Not having manual focus is gonna be an issue here, but put the camera in manual mode (M on the dial). Aperture is not really an issue, maybe f/5.6 is enough... if not, try a smaller one (bigger f/number)... shutterspeeds of -at least- 1/100th or faster if possible... try to keep your ISO to the minimum possible... 

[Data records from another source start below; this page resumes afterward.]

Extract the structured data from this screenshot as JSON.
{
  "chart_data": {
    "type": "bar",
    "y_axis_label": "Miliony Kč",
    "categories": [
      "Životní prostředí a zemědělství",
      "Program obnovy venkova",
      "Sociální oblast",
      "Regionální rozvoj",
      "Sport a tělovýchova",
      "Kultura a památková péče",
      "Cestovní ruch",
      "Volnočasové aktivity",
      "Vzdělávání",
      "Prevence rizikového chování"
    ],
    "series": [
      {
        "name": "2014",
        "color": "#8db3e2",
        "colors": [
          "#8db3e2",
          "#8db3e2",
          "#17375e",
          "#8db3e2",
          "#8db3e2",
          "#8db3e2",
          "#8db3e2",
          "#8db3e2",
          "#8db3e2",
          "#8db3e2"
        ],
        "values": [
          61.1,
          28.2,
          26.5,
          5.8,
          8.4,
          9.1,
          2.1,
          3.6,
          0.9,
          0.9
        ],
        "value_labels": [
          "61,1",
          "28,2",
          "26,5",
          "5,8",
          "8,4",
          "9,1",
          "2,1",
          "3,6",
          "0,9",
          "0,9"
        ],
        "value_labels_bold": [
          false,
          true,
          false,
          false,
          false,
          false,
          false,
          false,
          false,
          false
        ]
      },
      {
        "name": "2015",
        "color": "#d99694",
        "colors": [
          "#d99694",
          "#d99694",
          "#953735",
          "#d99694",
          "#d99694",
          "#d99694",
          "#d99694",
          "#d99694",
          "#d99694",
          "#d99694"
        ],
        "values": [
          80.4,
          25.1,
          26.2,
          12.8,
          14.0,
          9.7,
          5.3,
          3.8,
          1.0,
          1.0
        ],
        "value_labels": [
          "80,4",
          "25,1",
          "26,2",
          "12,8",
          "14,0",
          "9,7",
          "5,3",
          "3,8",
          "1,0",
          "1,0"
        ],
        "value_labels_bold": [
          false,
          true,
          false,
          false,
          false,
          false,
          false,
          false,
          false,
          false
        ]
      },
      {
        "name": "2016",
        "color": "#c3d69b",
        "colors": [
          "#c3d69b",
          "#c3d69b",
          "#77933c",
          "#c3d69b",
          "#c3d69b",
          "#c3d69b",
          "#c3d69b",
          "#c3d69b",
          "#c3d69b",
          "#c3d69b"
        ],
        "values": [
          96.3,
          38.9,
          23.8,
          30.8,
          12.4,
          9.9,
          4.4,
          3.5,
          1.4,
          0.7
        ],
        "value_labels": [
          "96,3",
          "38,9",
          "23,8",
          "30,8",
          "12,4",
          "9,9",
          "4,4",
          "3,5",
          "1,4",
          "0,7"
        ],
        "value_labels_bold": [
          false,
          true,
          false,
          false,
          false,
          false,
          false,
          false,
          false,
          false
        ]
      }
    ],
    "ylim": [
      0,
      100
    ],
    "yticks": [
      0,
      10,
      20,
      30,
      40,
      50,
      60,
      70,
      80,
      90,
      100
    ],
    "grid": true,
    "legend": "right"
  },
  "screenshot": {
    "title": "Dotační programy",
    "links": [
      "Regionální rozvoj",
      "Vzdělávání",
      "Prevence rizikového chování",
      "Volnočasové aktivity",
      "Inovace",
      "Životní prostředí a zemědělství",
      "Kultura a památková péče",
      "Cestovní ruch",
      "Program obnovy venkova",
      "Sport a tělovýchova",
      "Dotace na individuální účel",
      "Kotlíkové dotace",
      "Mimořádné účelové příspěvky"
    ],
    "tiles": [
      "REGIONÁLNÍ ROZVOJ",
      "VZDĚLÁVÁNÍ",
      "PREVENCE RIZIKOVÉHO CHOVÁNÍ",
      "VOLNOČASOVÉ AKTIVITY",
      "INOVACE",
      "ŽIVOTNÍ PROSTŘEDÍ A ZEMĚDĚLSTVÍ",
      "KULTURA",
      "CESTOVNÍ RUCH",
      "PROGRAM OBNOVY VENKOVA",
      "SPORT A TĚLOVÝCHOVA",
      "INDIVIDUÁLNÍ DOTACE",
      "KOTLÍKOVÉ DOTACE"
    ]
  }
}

Try different combinations based on the results you get... and, OF COURSE, set the camera on a tripod and try not to have other sources of light polluting the image.


----------



## JoshuaSimPhotography (Jun 5, 2012)

Hi there,
My friend is interested in buying this camera, is it a good cam? Advatages or disadvantages?

Thanks,
JoshuaSimPhotography


----------



## jrizal (Jun 5, 2012)

See the link. The model is a previous version but the comparisons are still helpful.Canon SX40 vs Nikon P500


----------



## Rosepedals52 (Jun 5, 2012)

This camera is great, I still have alot to learn and sometimes the manual is just not enough.


----------



## Rosepedals52 (Jun 5, 2012)

Thank you!


----------



## Rosepedals52 (Jun 5, 2012)

Great camera with an awesome zoom.


----------



## Rosepedals52 (Jun 5, 2012)

How can I get 5 shots in one second on this Nikon P510


----------



## jrizal (Jun 5, 2012)

Put it in burst mode. The controls are in the menus. I am not sure if it has a separate button for this feature. But most probably it doesn't.


----------